Vu la procédure suivante :
Procédure contentieuse antérieure :
M. A...B...a demandé au Tribunal administratif de Montreuil la décharge des rappels de taxe sur la valeur ajoutée mis à sa charge au titre de la période du 1er janvier 2008 au
28 février 2011 à concurrence, en droits et intérêts de retard, de 164 067 euros.
Par un jugement n° 1302540 du 20 octobre 2014 le Tribunal administratif de Montreuil a rejeté sa demande.
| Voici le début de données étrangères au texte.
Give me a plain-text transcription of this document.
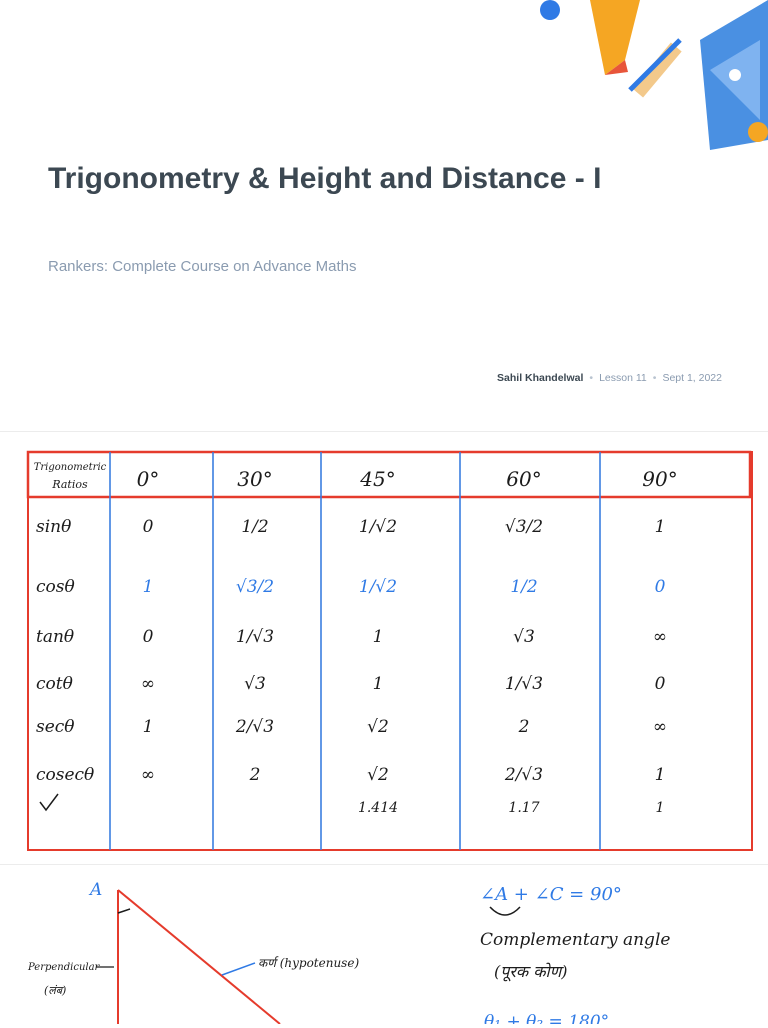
Trigonometry & Height and Distance - I

Rankers: Complete Course on Advance Maths

Sahil Khandelwal • Lesson 11 • Sept 1, 2022
Trigonometric
Ratios 0°	30°	45°	60°	90°
sinθ	0	1/2	1/√2	√3/2	1
cosθ	1	√3/2	1/√2	1/2	0
tanθ	0	1/√3	1	√3	∞
cotθ	∞	√3	1	1/√3	0
secθ	1	2/√3	√2	2	∞
cosecθ	∞	2	√2	2/√3	1
1.414	1.17	1
A
Perpendicular
(लंब)
कर्ण (hypotenuse)
∠A + ∠C = 90°
Complementary angle
(पूरक कोण)
θ₁ + θ₂ = 180°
Procédure devant la Cour :
Par une requête et un mémoire en réplique, enregistrés respectivement le 19 décembre 2014 et le 29 juillet 2015, M.B..., représenté par Me du Crest, avocat, demande à la Cour :
1° d'annuler ce jugement ;
2° de le décharger des impositions supplémentaires en litige ;
3° de mettre à la charge de l'État le versement d'une somme de 3 000 euros sur le fondement de l'article L. 761-1 du code de justice administrative.
M. B...soutient que :
- c'est à tort que l'application du taux réduit de taxe sur la valeur ajoutée de 5,5 %, prévu par le b quater de l'article 279 du code général des impôts pour les " transports de voyageurs ", lui a été refusée pour la partie de son activité, exercée sous l'enseigne " GSL " consistant en des transports de personnes réalisés sur demande d'entreprises ou d'agences de voyage, ou en la mise à disposition de véhicules avec chauffeur pour des cortèges funéraires ; en effet, ces activités, qui se distinguent nettement de celle de grande remise pratiquée par ailleurs, facturée à la durée et soumise au taux de droit commun, ont bien pour objet principal un transport de personnes, sur un trajet donné, facturé en fonction de la distance parcourue et de la catégorie du véhicule mis à disposition ; si les factures de ces prestations ne mentionnent pas nécessairement le trajet ou la distance parcourue, cet élément ressort en revanche clairement des bons de commande qu'il produit devant la Cour ; il s'agit donc de prestations rendues en application de contrats de transport, qui doivent donner lieu au taux réduit, ainsi que l'a jugé le Conseil d'Etat dans sa décision du 20 mars 2013, Chambre syndicale nationale des entreprises de remise et de tourisme, n° 337259, dont il résulte qu'il faut rechercher, pour qualifier les prestations, les conditions concrètes de leur exercice ;
- les prestations accessoires à ces contrats, à savoir les repas et les indemnités de découché des chauffeurs doivent, par ailleurs, être taxées au même taux que les prestations principales ;
- le taux de droit commun en matière de transport de voyageurs est le taux réduit, l'activité dite de grande remise étant à cet égard dérogatoire, s'agissant d'une prestation consistant en une mise à disposition d'un véhicule avec chauffeur, facturée à la durée ;
- cette position est confirmée par l'interprétation administrative de la loi fiscale sous la référence BOI-TVA-LIQ 30-20-60, n° 170, relative aux opérations de transports funéraires, et par le rescrit du 6 septembre 2005 publié sous la référence BOI-TVA-LIQ 30-20-60 n° 200, relatif aux mises à disposition d'autocars avec conducteur réalisées en sous-traitance.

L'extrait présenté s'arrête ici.